# Im new to Nissans, which engines fit which cars?



## Guest (Mar 29, 2003)

Hey everyone. Im a honda owner with a 96 accord with a prelude engine and nitrous. Im now thinking of taking on a nissan project. Things is that I dont know much about them and which engines to swap or fit in which cars. I was thinking of going with the skyline engine, but not sure which cars it fits in. Could you guys please let me know which models cars were made in which years and which engines fit. I was thinking of getting a cheap 240 or similar. This is just going to be my project. Also can you make a recommendation on an engine and tell me which engine has the best aftermarket support?

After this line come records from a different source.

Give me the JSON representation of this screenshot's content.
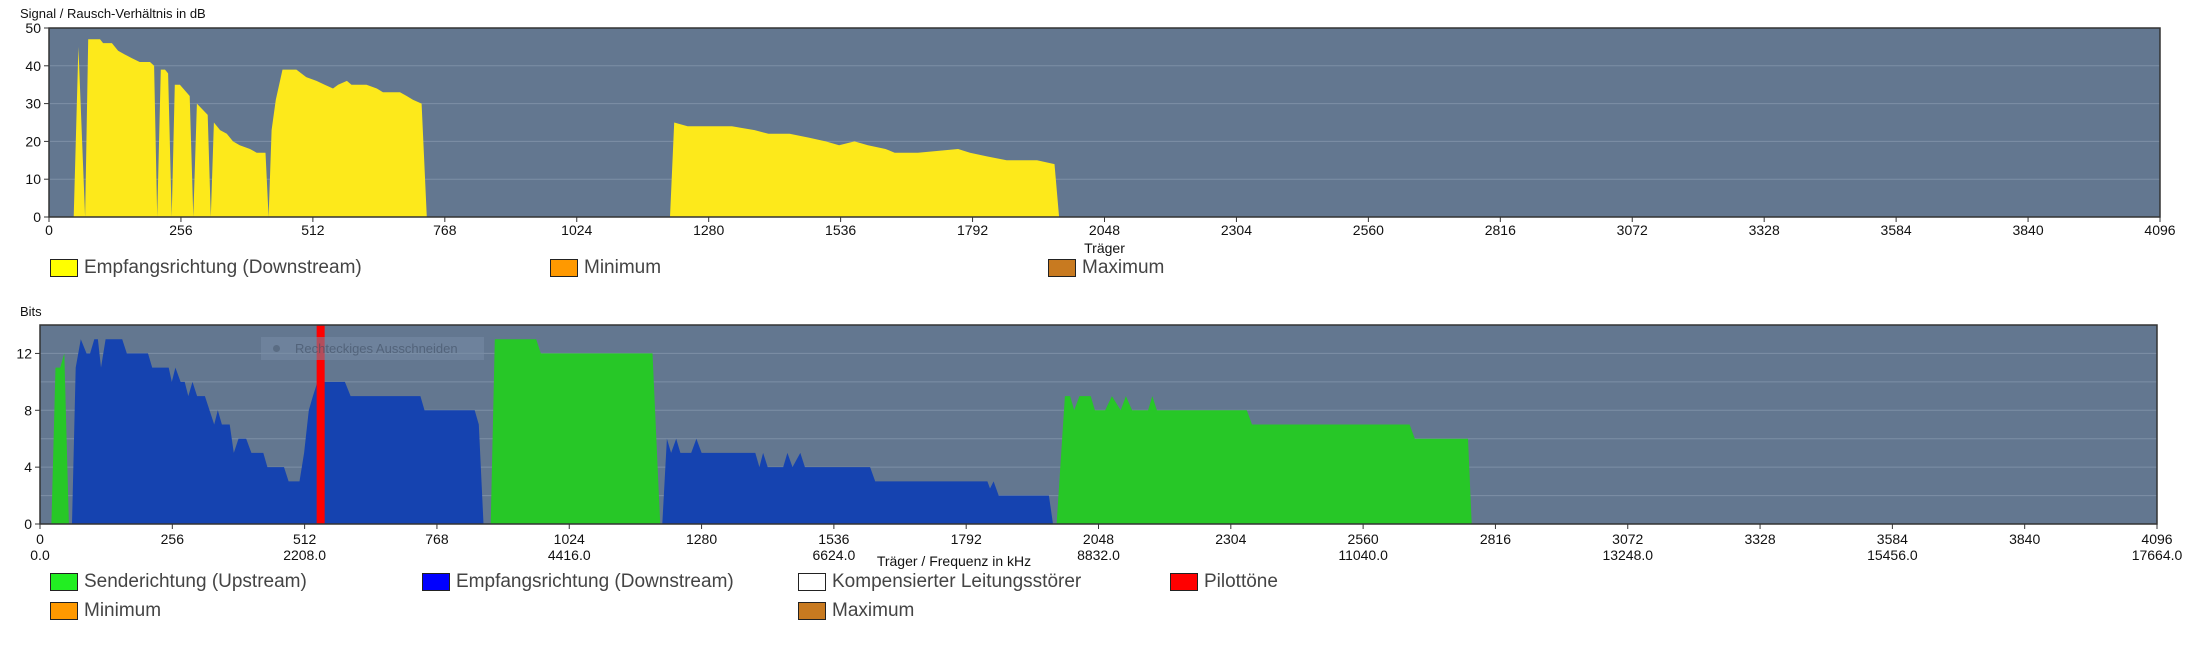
{
  "colors": {
    "plot_bg": "#637790",
    "grid": "#7d8fa6",
    "snr_fill": "#fde91b",
    "downstream_fill": "#1543b0",
    "upstream_fill": "#27c727",
    "pilot": "#ff0000"
  },
  "overlay": {
    "label": "Rechteckiges Ausschneiden"
  },
  "chart_data": [
    {
      "type": "area",
      "title": "Signal / Rausch-Verhältnis in dB",
      "xlabel": "Träger",
      "ylabel": "Signal / Rausch-Verhältnis in dB",
      "xlim": [
        0,
        4096
      ],
      "ylim": [
        0,
        50
      ],
      "xticks": [
        0,
        256,
        512,
        768,
        1024,
        1280,
        1536,
        1792,
        2048,
        2304,
        2560,
        2816,
        3072,
        3328,
        3584,
        3840,
        4096
      ],
      "yticks": [
        0,
        10,
        20,
        30,
        40,
        50
      ],
      "grid": true,
      "legend": [
        {
          "label": "Empfangsrichtung (Downstream)",
          "color": "#ffff00"
        },
        {
          "label": "Minimum",
          "color": "#ff9900"
        },
        {
          "label": "Maximum",
          "color": "#c87a20"
        }
      ],
      "series": [
        {
          "name": "Empfangsrichtung (Downstream)",
          "color": "#fde91b",
          "points": [
            [
              48,
              0
            ],
            [
              57,
              45
            ],
            [
              70,
              0
            ],
            [
              76,
              47
            ],
            [
              99,
              47
            ],
            [
              105,
              46
            ],
            [
              122,
              46
            ],
            [
              134,
              44
            ],
            [
              147,
              43
            ],
            [
              161,
              42
            ],
            [
              176,
              41
            ],
            [
              196,
              41
            ],
            [
              204,
              40
            ],
            [
              210,
              0
            ],
            [
              217,
              39
            ],
            [
              225,
              39
            ],
            [
              231,
              38
            ],
            [
              238,
              0
            ],
            [
              244,
              35
            ],
            [
              254,
              35
            ],
            [
              273,
              32
            ],
            [
              280,
              0
            ],
            [
              287,
              30
            ],
            [
              308,
              27
            ],
            [
              314,
              0
            ],
            [
              320,
              25
            ],
            [
              332,
              23
            ],
            [
              345,
              22
            ],
            [
              357,
              20
            ],
            [
              370,
              19
            ],
            [
              390,
              18
            ],
            [
              403,
              17
            ],
            [
              420,
              17
            ],
            [
              426,
              0
            ],
            [
              432,
              23
            ],
            [
              440,
              31
            ],
            [
              453,
              39
            ],
            [
              480,
              39
            ],
            [
              499,
              37
            ],
            [
              519,
              36
            ],
            [
              535,
              35
            ],
            [
              551,
              34
            ],
            [
              561,
              35
            ],
            [
              578,
              36
            ],
            [
              587,
              35
            ],
            [
              616,
              35
            ],
            [
              636,
              34
            ],
            [
              648,
              33
            ],
            [
              681,
              33
            ],
            [
              694,
              32
            ],
            [
              706,
              31
            ],
            [
              723,
              30
            ],
            [
              733,
              0
            ],
            [
              1205,
              0
            ],
            [
              1213,
              25
            ],
            [
              1239,
              24
            ],
            [
              1265,
              24
            ],
            [
              1284,
              24
            ],
            [
              1291,
              24
            ],
            [
              1325,
              24
            ],
            [
              1369,
              23
            ],
            [
              1396,
              22
            ],
            [
              1437,
              22
            ],
            [
              1474,
              21
            ],
            [
              1507,
              20
            ],
            [
              1533,
              19
            ],
            [
              1563,
              20
            ],
            [
              1589,
              19
            ],
            [
              1623,
              18
            ],
            [
              1641,
              17
            ],
            [
              1686,
              17
            ],
            [
              1764,
              18
            ],
            [
              1787,
              17
            ],
            [
              1821,
              16
            ],
            [
              1858,
              15
            ],
            [
              1877,
              15
            ],
            [
              1917,
              15
            ],
            [
              1951,
              14
            ],
            [
              1960,
              0
            ]
          ]
        }
      ]
    },
    {
      "type": "area",
      "title": "Bits",
      "xlabel": "Träger / Frequenz in kHz",
      "ylabel": "Bits",
      "xlim": [
        0,
        4096
      ],
      "ylim": [
        0,
        14
      ],
      "xticks": [
        0,
        256,
        512,
        768,
        1024,
        1280,
        1536,
        1792,
        2048,
        2304,
        2560,
        2816,
        3072,
        3328,
        3584,
        3840,
        4096
      ],
      "freq_ticks": [
        [
          0,
          "0.0"
        ],
        [
          512,
          "2208.0"
        ],
        [
          1024,
          "4416.0"
        ],
        [
          1536,
          "6624.0"
        ],
        [
          2048,
          "8832.0"
        ],
        [
          2560,
          "11040.0"
        ],
        [
          3072,
          "13248.0"
        ],
        [
          3584,
          "15456.0"
        ],
        [
          4096,
          "17664.0"
        ]
      ],
      "yticks": [
        0,
        4,
        8,
        12
      ],
      "ygrid": [
        2,
        4,
        6,
        8,
        10,
        12
      ],
      "grid": true,
      "legend": [
        {
          "label": "Senderichtung (Upstream)",
          "color": "#22ee22"
        },
        {
          "label": "Empfangsrichtung (Downstream)",
          "color": "#0000ff"
        },
        {
          "label": "Kompensierter Leitungsstörer",
          "color": "#ffffff"
        },
        {
          "label": "Pilottöne",
          "color": "#ff0000"
        },
        {
          "label": "Minimum",
          "color": "#ff9900"
        },
        {
          "label": "Maximum",
          "color": "#c87a20"
        }
      ],
      "series": [
        {
          "name": "Senderichtung (Upstream)",
          "color": "#27c727",
          "segments": [
            [
              [
                22,
                0
              ],
              [
                30,
                11
              ],
              [
                39,
                11
              ],
              [
                47,
                12
              ],
              [
                56,
                0
              ]
            ],
            [
              [
                872,
                0
              ],
              [
                880,
                13
              ],
              [
                960,
                13
              ],
              [
                969,
                12
              ],
              [
                1185,
                12
              ],
              [
                1200,
                0
              ]
            ],
            [
              [
                1967,
                0
              ],
              [
                1983,
                9
              ],
              [
                1993,
                9
              ],
              [
                2001,
                8
              ],
              [
                2011,
                9
              ],
              [
                2033,
                9
              ],
              [
                2041,
                8
              ],
              [
                2061,
                8
              ],
              [
                2074,
                9
              ],
              [
                2091,
                8
              ],
              [
                2101,
                9
              ],
              [
                2113,
                8
              ],
              [
                2144,
                8
              ],
              [
                2152,
                9
              ],
              [
                2161,
                8
              ],
              [
                2335,
                8
              ],
              [
                2345,
                7
              ],
              [
                2650,
                7
              ],
              [
                2660,
                6
              ],
              [
                2763,
                6
              ],
              [
                2770,
                0
              ]
            ]
          ]
        },
        {
          "name": "Empfangsrichtung (Downstream)",
          "color": "#1543b0",
          "segments": [
            [
              [
                62,
                0
              ],
              [
                69,
                11
              ],
              [
                79,
                13
              ],
              [
                90,
                12
              ],
              [
                97,
                12
              ],
              [
                105,
                13
              ],
              [
                112,
                13
              ],
              [
                118,
                11
              ],
              [
                127,
                13
              ],
              [
                159,
                13
              ],
              [
                168,
                12
              ],
              [
                209,
                12
              ],
              [
                217,
                11
              ],
              [
                249,
                11
              ],
              [
                255,
                10
              ],
              [
                262,
                11
              ],
              [
                272,
                10
              ],
              [
                280,
                10
              ],
              [
                287,
                9
              ],
              [
                295,
                10
              ],
              [
                304,
                9
              ],
              [
                319,
                9
              ],
              [
                337,
                7
              ],
              [
                344,
                8
              ],
              [
                352,
                7
              ],
              [
                367,
                7
              ],
              [
                375,
                5
              ],
              [
                384,
                6
              ],
              [
                399,
                6
              ],
              [
                409,
                5
              ],
              [
                432,
                5
              ],
              [
                440,
                4
              ],
              [
                472,
                4
              ],
              [
                481,
                3
              ],
              [
                502,
                3
              ],
              [
                511,
                5
              ],
              [
                520,
                8
              ],
              [
                528,
                9
              ],
              [
                537,
                10
              ],
              [
                547,
                10
              ],
              [
                590,
                10
              ],
              [
                601,
                9
              ],
              [
                736,
                9
              ],
              [
                744,
                8
              ],
              [
                841,
                8
              ],
              [
                849,
                7
              ],
              [
                858,
                0
              ]
            ],
            [
              [
                1204,
                0
              ],
              [
                1213,
                6
              ],
              [
                1221,
                5
              ],
              [
                1231,
                6
              ],
              [
                1239,
                5
              ],
              [
                1260,
                5
              ],
              [
                1270,
                6
              ],
              [
                1280,
                5
              ],
              [
                1384,
                5
              ],
              [
                1392,
                4
              ],
              [
                1399,
                5
              ],
              [
                1408,
                4
              ],
              [
                1438,
                4
              ],
              [
                1446,
                5
              ],
              [
                1456,
                4
              ],
              [
                1471,
                5
              ],
              [
                1480,
                4
              ],
              [
                1606,
                4
              ],
              [
                1616,
                3
              ],
              [
                1833,
                3
              ],
              [
                1838,
                2.5
              ],
              [
                1845,
                3
              ],
              [
                1855,
                2
              ],
              [
                1952,
                2
              ],
              [
                1960,
                0
              ]
            ]
          ]
        },
        {
          "name": "Pilottöne",
          "color": "#ff0000",
          "carriers": [
            543
          ]
        }
      ]
    }
  ]
}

Just general information on the engine codes and which cars it came or comes it will help a lot.

Thanks everyone.


----------



## LIUSPEED (May 29, 2002)

SR20DET would fit.. from the Silivias in japan.


----------



## sentra94xe (May 6, 2002)

http://www.freshalloy.com/site/features/tech/engines/home.shtml


----------



## Guest (Mar 29, 2003)

That was a very helpful link, thank you. Now how can I find out what engines fit into which cars? Also, where is a good place to get Nissan engines? I only know where to get honda engines.

Thanks again


----------



## JustMe (Jan 24, 2003)

RB25DET (R33 skyline engine) will fit in a S13 240SX with very little modification. Check out Nights post here and his website for infor on ordering clips and such 

http://www.nissanforums.com/showthread.php?s=&threadid=8979

The RB26DETT (R34 Skyline engine *should* also fit tho I have yet to see anyone try it). Liu is also right the SR20DET will fit right in as well as the japanese 240SX (known as the 180SX in hatch form and Silvia in Coupe trim) come stock with that motor.


----------



## hondakillerZX (Aug 16, 2004)

would the rb26dett drop into a 1987 300zx


----------



## Drift Machine (Aug 22, 2004)

Pssh why would you want to get rid of a perfectly designed engine? The KA rules!


----------



## sentra97gxe (Mar 17, 2004)

hondakillerZX said:


> would the rb26dett drop into a 1987 300zx


simple answer, if you can afford it yes. they put a man on the moon so a motor swap is possible. Now as for cost and difficulty, thats a different story


----------



## Harris (Nov 11, 2002)

hondakillerZX said:


> would the rb26dett drop into a 1987 300zx


----------



## hondakillerZX (Aug 16, 2004)

that is one of the sickest 300zx's ive ever seen. whos is that.oh yeah, and if i ever got enough money to drop a rb26dett , would i have to convert to 4wd or could i stay rwd.


----------



## Harris (Nov 11, 2002)

hondakillerZX said:


> if i ever got enough money to drop a rb26dett , would i have to convert to 4wd or could i stay rwd.



Use the RB25DET tranny so you could stay RWD. And I don't know who's Z that is.


----------



## bahearn (Jul 15, 2002)

Shoot, with enough money, time and imagination you could stuff a Q45 V-8 in a 240SX. Be *REALLY* different and put it under the rear hatch.


----------